Title: Re: Thread hijacking
Post by: Hibush on November 27, 2020, 06:31:18 AM
I'm not particularly worries about thread hijacking. Sometimes the discussion heads in a direction that doesn't interest me, but I can ignore things that don't interest me. On perennial threads, like CiDFS, the discussion will come back to the central theme. A new thread may die if it only raises a few original ideas and then devolves into repetition of some well-worn themes. That's ok.  A substantive tangent can be moved to a new thread, which is a helpful technical fix.

The Appalachia tangent, for example, may raise something of interest yet, since there are some additional regional trends that are causing that region's colleges to be more prone to dire financial straits. A little hillbilly belittlement and defense along the way is to be expected, because that is an American tradition as old as Appalachia. I shall resist adding to it.

The forum has people with a variety of perspectives, and who are willing to stick to those. That is a rare and valuable situation these days. I learn from that variety; even the perspective I'll continue to disagree with. We all have higher-ed in common, so we share some values about learning being a good thing.
Title: Re: Thread hijacking
Post by: dr_codex on November 27, 2020, 06:57:07 AM
Since I'm one of the people quoted in the original post, I will ring in here.

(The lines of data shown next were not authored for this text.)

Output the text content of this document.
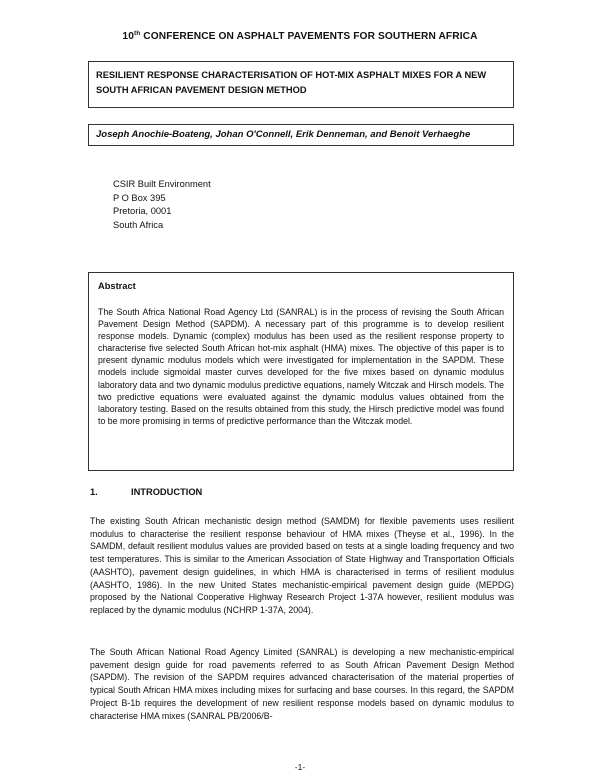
10th CONFERENCE ON ASPHALT PAVEMENTS FOR SOUTHERN AFRICA
RESILIENT RESPONSE CHARACTERISATION OF HOT-MIX ASPHALT MIXES FOR A NEW SOUTH AFRICAN PAVEMENT DESIGN METHOD
Joseph Anochie-Boateng, Johan O'Connell, Erik Denneman, and Benoit Verhaeghe
CSIR Built Environment
P O Box 395
Pretoria, 0001
South Africa
Abstract
The South Africa National Road Agency Ltd (SANRAL) is in the process of revising the South African Pavement Design Method (SAPDM). A necessary part of this programme is to develop resilient response models. Dynamic (complex) modulus has been used as the resilient response property to characterise five selected South African hot-mix asphalt (HMA) mixes. The objective of this paper is to present dynamic modulus models which were investigated for implementation in the SAPDM. These models include sigmoidal master curves developed for the five mixes based on dynamic modulus laboratory data and two dynamic modulus predictive equations, namely Witczak and Hirsch models. The two predictive equations were evaluated against the dynamic modulus values obtained from the laboratory testing. Based on the results obtained from this study, the Hirsch predictive model was found to be more promising in terms of predictive performance than the Witczak model.
1.	INTRODUCTION
The existing South African mechanistic design method (SAMDM) for flexible pavements uses resilient modulus to characterise the resilient response behaviour of HMA mixes (Theyse et al., 1996). In the SAMDM, default resilient modulus values are provided based on tests at a single loading frequency and two test temperatures. This is similar to the American Association of State Highway and Transportation Officials (AASHTO), pavement design guidelines, in which HMA is characterised in terms of resilient modulus (AASHTO, 1986). In the new United States mechanistic-empirical pavement design guide (MEPDG) proposed by the National Cooperative Highway Research Project 1-37A however, resilient modulus was replaced by the dynamic modulus (NCHRP 1-37A, 2004).
The South African National Road Agency Limited (SANRAL) is developing a new mechanistic-empirical pavement design guide for road pavements referred to as South African Pavement Design Method (SAPDM). The revision of the SAPDM requires advanced characterisation of the material properties of typical South African HMA mixes including mixes for surfacing and base courses. In this regard, the SAPDM Project B-1b requires the development of new resilient response models based on dynamic modulus to characterise HMA mixes (SANRAL PB/2006/B-
-1-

I'm going to try out the "ignore" function and see if it helps, as several of you have advised.

dc
Title: Re: Thread hijacking
Post by: apl68 on November 30, 2020, 07:52:11 AM
This thread is now hijacked!  I'm directing it to fly to Alaska.  Because it seems like it would be an interesting place to visit, and I've heard it's lovely this time of year.
Title: Re: Thread hijacking
Post by: little bongo on November 30, 2020, 01:08:20 PM
I think it comes down to Supreme Court Justice Potter Stewart's 1964 definition of pornography: "I know it when I see it."

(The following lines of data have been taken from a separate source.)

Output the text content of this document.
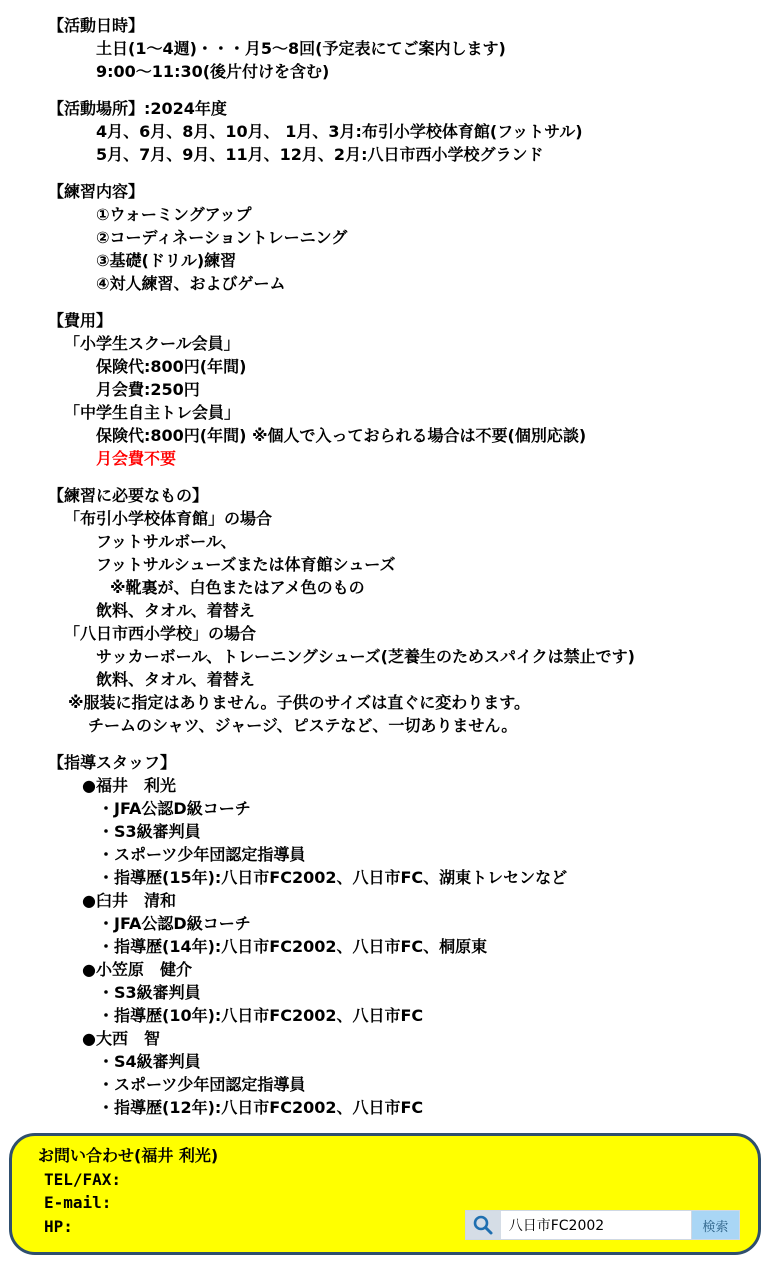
【活動日時】
土日(1～4週)・・・月5～8回(予定表にてご案内します)
9:00～11:30(後片付けを含む)
【活動場所】:2024年度
4月、6月、8月、10月、 1月、3月:布引小学校体育館(フットサル)
5月、7月、9月、11月、12月、2月:八日市西小学校グランド
【練習内容】
①ウォーミングアップ
②コーディネーショントレーニング
③基礎(ドリル)練習
④対人練習、およびゲーム
【費用】
「小学生スクール会員」
保険代:800円(年間)
月会費:250円
「中学生自主トレ会員」
保険代:800円(年間) ※個人で入っておられる場合は不要(個別応談)
月会費不要
【練習に必要なもの】
「布引小学校体育館」の場合
フットサルボール、
フットサルシューズまたは体育館シューズ
※靴裏が、白色またはアメ色のもの
飲料、タオル、着替え
「八日市西小学校」の場合
サッカーボール、トレーニングシューズ(芝養生のためスパイクは禁止です)
飲料、タオル、着替え
※服装に指定はありません。子供のサイズは直ぐに変わります。
チームのシャツ、ジャージ、ピステなど、一切ありません。
【指導スタッフ】
●福井　利光
・JFA公認D級コーチ
・S3級審判員
・スポーツ少年団認定指導員
・指導歴(15年):八日市FC2002、八日市FC、湖東トレセンなど
●臼井　清和
・JFA公認D級コーチ
・指導歴(14年):八日市FC2002、八日市FC、桐原東
●小笠原　健介
・S3級審判員
・指導歴(10年):八日市FC2002、八日市FC
●大西　智
・S4級審判員
・スポーツ少年団認定指導員
・指導歴(12年):八日市FC2002、八日市FC
お問い合わせ(福井 利光)
TEL/FAX:
E-mail:
HP:
八日市FC2002	検索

Title: Re: Thread hijacking
Post by: mahagonny on December 08, 2020, 08:45:13 AM
But it appears that the forum has gotten quiet lately. Does this mean if you can't hijack, no one wants to play?
Title: Re: Thread hijacking
Post by: Ruralguy on December 08, 2020, 09:04:25 AM
I don't necessarily mind threadjacking, I just don't want to go around in circles on the same topics over and over.